Un PDG de multinationale ou un économiste chevronné de Harvard qui auraient été téléportés hier dans les couloirs et les salles de conférence du Hilton Bonaventure n'auraient jamais eu la moindre idée que la Conférence de Montréal - qui s'est ouverte hier - se déroule sous une extrême sécurité.

Malgré un nombre très restreint de manifestants qui s'étaient rassemblés hier matin devant l'entrée principale du Hilton, rue De La Gauchetière, la présence policière était pour le moins imposante et surtout très dissuasive. À un point tel qu'on ne dénombrait plus seulement qu'une dizaine de manifestants sur l'heure du midi. Ils n'étaient manifestement pas bienvenus sur le site et ils l'ont bien compris.

Depuis hier et pour les trois prochains jours, le Hilton et toute la Place Bonaventure se sont transformés en une véritable forteresse. Toutes les entrées du 800, rue de La Gauchetière ont été fermées. Les employés des bureaux et des commerces de cet immeuble doivent accéder par des entrées latérales pour aller travailler.

Pour la première fois de ma vie, j'ai pu stationner ma voiture au niveau P-3, plutôt qu'au P-7 ou au P-8. Mises à part les places réservées au mois, le vaste parking multiétages de la Place Bonaventure était vide.

En arrivant au rez-de-chaussée de l'immeuble, impossible toutefois d'accéder de l'intérieur au Hilton même avec une accréditation.
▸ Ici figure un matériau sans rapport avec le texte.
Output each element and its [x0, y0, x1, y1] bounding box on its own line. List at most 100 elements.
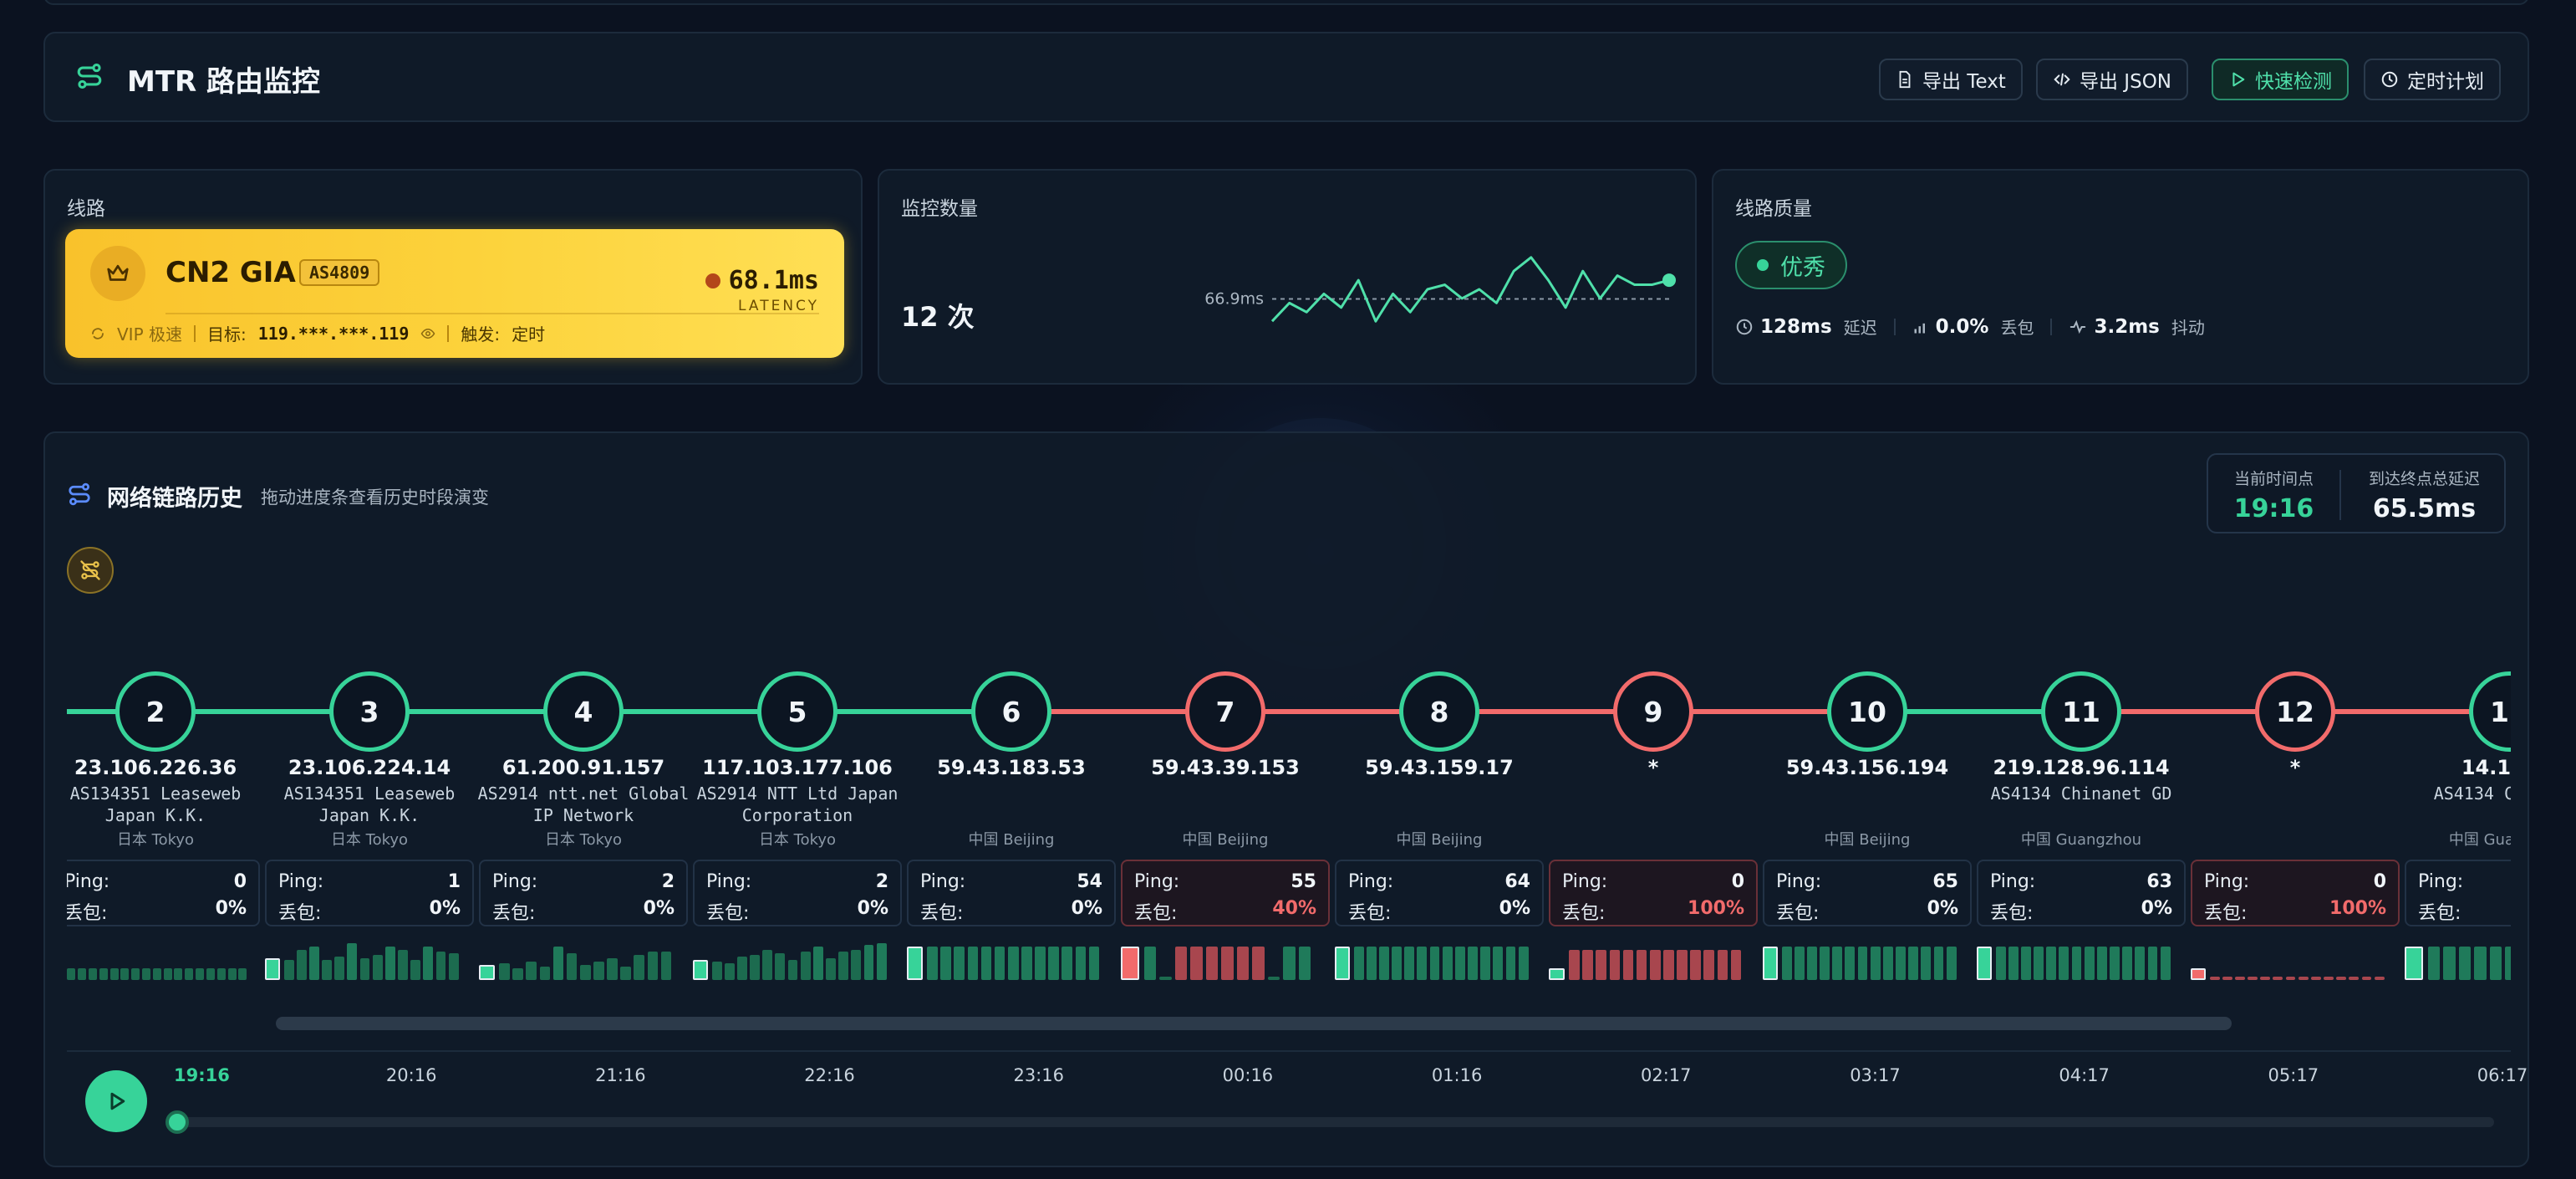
export-text-button[interactable]: 导出 Text — [1879, 59, 2023, 100]
loss-label: 丢包: — [278, 903, 322, 924]
history-bar — [2008, 947, 2019, 980]
hop-node[interactable]: 3 — [329, 671, 410, 752]
history-bar — [967, 947, 979, 980]
timeline-label: 00:16 — [1222, 1065, 1274, 1085]
link-segment — [2295, 709, 2509, 714]
loss-label: 丢包 — [2000, 318, 2034, 338]
hop-stats: Ping: 0 丢包: 0% — [67, 860, 260, 926]
line-quality-card: 线路质量 优秀 128ms 延迟 0.0% 丢包 3.2ms 抖动 — [1712, 169, 2529, 385]
history-bar — [2110, 947, 2120, 980]
loss-row: 丢包: 100% — [1562, 898, 1744, 925]
history-bar — [1549, 968, 1565, 980]
monitor-count-card: 监控数量 12 次 66.9ms — [878, 169, 1697, 385]
timeline-slider[interactable] — [179, 1117, 2494, 1127]
hop-node[interactable]: 9 — [1613, 671, 1693, 752]
history-bar — [566, 953, 578, 980]
hide-unreachable-button[interactable] — [67, 547, 114, 594]
history-bar — [499, 963, 510, 980]
history-bar — [1088, 947, 1100, 980]
hop-node[interactable]: 6 — [971, 671, 1051, 752]
line-badge[interactable]: CN2 GIA AS4809 68.1ms LATENCY VIP 极速 目标:… — [65, 229, 844, 358]
history-bar — [322, 960, 332, 980]
history-bar — [2122, 947, 2133, 980]
history-bar — [1677, 950, 1688, 980]
link-segment — [583, 709, 797, 714]
history-bar — [238, 968, 247, 980]
hop-scrollbar[interactable] — [67, 1017, 2511, 1030]
divider — [447, 324, 450, 342]
history-bar — [372, 955, 383, 980]
history-bar — [120, 968, 130, 980]
total-latency-label: 到达终点总延迟 — [2368, 470, 2480, 488]
history-bar — [1121, 947, 1140, 980]
hop-node[interactable]: 7 — [1185, 671, 1265, 752]
history-bar — [2235, 977, 2245, 980]
history-bar — [1703, 950, 1715, 980]
history-bar — [2071, 947, 2082, 980]
history-bar — [927, 947, 938, 980]
play-button[interactable] — [85, 1070, 147, 1132]
history-bar — [2443, 947, 2456, 980]
hop-stats: Ping: 65 丢包: 0% — [1763, 860, 1972, 926]
link-segment — [1225, 709, 1439, 714]
loss-row: 丢包: 0% — [67, 898, 247, 925]
hop-node[interactable]: 2 — [115, 671, 196, 752]
hop-asn: AS2914 ntt.net Global IP Network — [477, 783, 690, 825]
timeline-label: 01:16 — [1431, 1065, 1483, 1085]
export-json-button[interactable]: 导出 JSON — [2036, 59, 2189, 100]
timeline-knob[interactable] — [165, 1110, 189, 1134]
ping-row: Ping: 54 — [920, 871, 1102, 892]
timeline-label: 23:16 — [1013, 1065, 1064, 1085]
history-bar — [750, 955, 760, 980]
history-bar — [2427, 947, 2441, 980]
hop-node[interactable]: 10 — [1827, 671, 1907, 752]
history-bar — [448, 953, 459, 980]
history-bar — [141, 968, 150, 980]
history-bar — [78, 968, 87, 980]
hop-stats: Ping: 1 丢包: 0% — [265, 860, 474, 926]
history-bar — [265, 958, 281, 980]
loss-label: 丢包: — [1990, 903, 2034, 924]
ping-label: Ping: — [1348, 871, 1394, 892]
ping-row: Ping: 2 — [492, 871, 675, 892]
scrollbar-thumb[interactable] — [276, 1017, 2232, 1030]
ping-value: 2 — [875, 871, 888, 892]
hop-node[interactable]: 5 — [757, 671, 837, 752]
ping-row: Ping: 55 — [1134, 871, 1316, 892]
schedule-button[interactable]: 定时计划 — [2364, 59, 2501, 100]
timeline-label: 05:17 — [2268, 1065, 2319, 1085]
current-time-value: 19:16 — [2233, 494, 2314, 523]
ping-label: Ping: — [67, 871, 110, 892]
hop-node[interactable]: 11 — [2041, 671, 2121, 752]
loss-row: 丢包: 0% — [920, 898, 1102, 925]
clock-icon — [1736, 319, 1753, 334]
quick-check-button[interactable]: 快速检测 — [2212, 59, 2349, 100]
line-quality-label: 线路质量 — [1735, 198, 1812, 220]
timeline-label: 19:16 — [174, 1065, 230, 1085]
trigger-value: 定时 — [512, 324, 546, 345]
ping-value: 0 — [1731, 871, 1744, 892]
hop-node[interactable]: 12 — [2255, 671, 2335, 752]
history-bar — [1870, 947, 1881, 980]
history-bar — [2361, 977, 2372, 980]
hop-node[interactable]: 13 — [2469, 671, 2511, 752]
ping-value: 2 — [661, 871, 675, 892]
history-bar — [196, 968, 205, 980]
loss-value: 0.0% — [1935, 315, 1989, 338]
hop-node[interactable]: 4 — [543, 671, 624, 752]
hop-history-bars — [1763, 940, 1972, 980]
hop-stats: Ping: 54 丢包: 0% — [907, 860, 1116, 926]
hop-location: 中国 Beijing — [968, 831, 1055, 849]
ping-row: Ping: 65 — [1776, 871, 1958, 892]
history-bar — [1690, 950, 1701, 980]
history-bar — [1252, 947, 1265, 980]
history-bar — [787, 960, 798, 980]
total-latency-value: 65.5ms — [2372, 494, 2477, 523]
eye-icon[interactable] — [420, 326, 435, 341]
ping-value: 54 — [1077, 871, 1102, 892]
hop-node[interactable]: 8 — [1399, 671, 1479, 752]
hop-location: 日本 Tokyo — [330, 831, 409, 849]
history-bar — [647, 952, 659, 980]
link-segment — [155, 709, 369, 714]
hop-stats: Ping: 丢包: — [2405, 860, 2511, 926]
Il faut sortir et passer le cordon policier pour accéder à l'hôtel. Bref, il aurait été fort surprenant que même un seul manifestant réussisse à investir les lieux.

C'est que les organisateurs du Forum économique international des Amériques avaient un défi de taille sur les bras.

Rassembler à Montréal durant quatre jours de grands décideurs économiques du monde entier pour discuter des enjeux économiques et financiers de l'heure alors que la ville croule depuis trois mois dans l'anarchie la plus totale était un défi périlleux.

D'autant que les griefs à l'origine de la contestation étudiante ont largement débordé le cadre de la simple opposition à l'augmentation des droits de scolarité universitaires.

Aujourd'hui, tous les manifestants qui protestent ont leurs propres raisons de le faire, mais la très grande majorité d'entre eux milite surtout et avant tout pour un meilleur partage de la richesse et pour un plus juste équilibre entre les privilèges de certains et les obligations des 99% d'autres.

Un événement comme la Conférence de Montréal est justement un lieu où des gens d'horizons divers et qui ont des champs d'expertise uniques discutent de ces clivages sociaux, économiques et financiers et alimente la réflexion pour le bien du plus grand nombre.

Il est réducteur de prétendre qu'un événement comme la Conférence de Montréal n'existe que pour faire l'apologie du système et pour fortifier l'emprise de ceux qui le contrôlent.

Et c'est même dommage que l'interminable crise sociale qui secoue le Québec et le climat de paranoïa permanent dans lequel on est forcés d'évoluer obligent la tenue de cette conférence en circuit fermé. On aurait tous profité du fait qu'elle soit diffusée sur grand écran.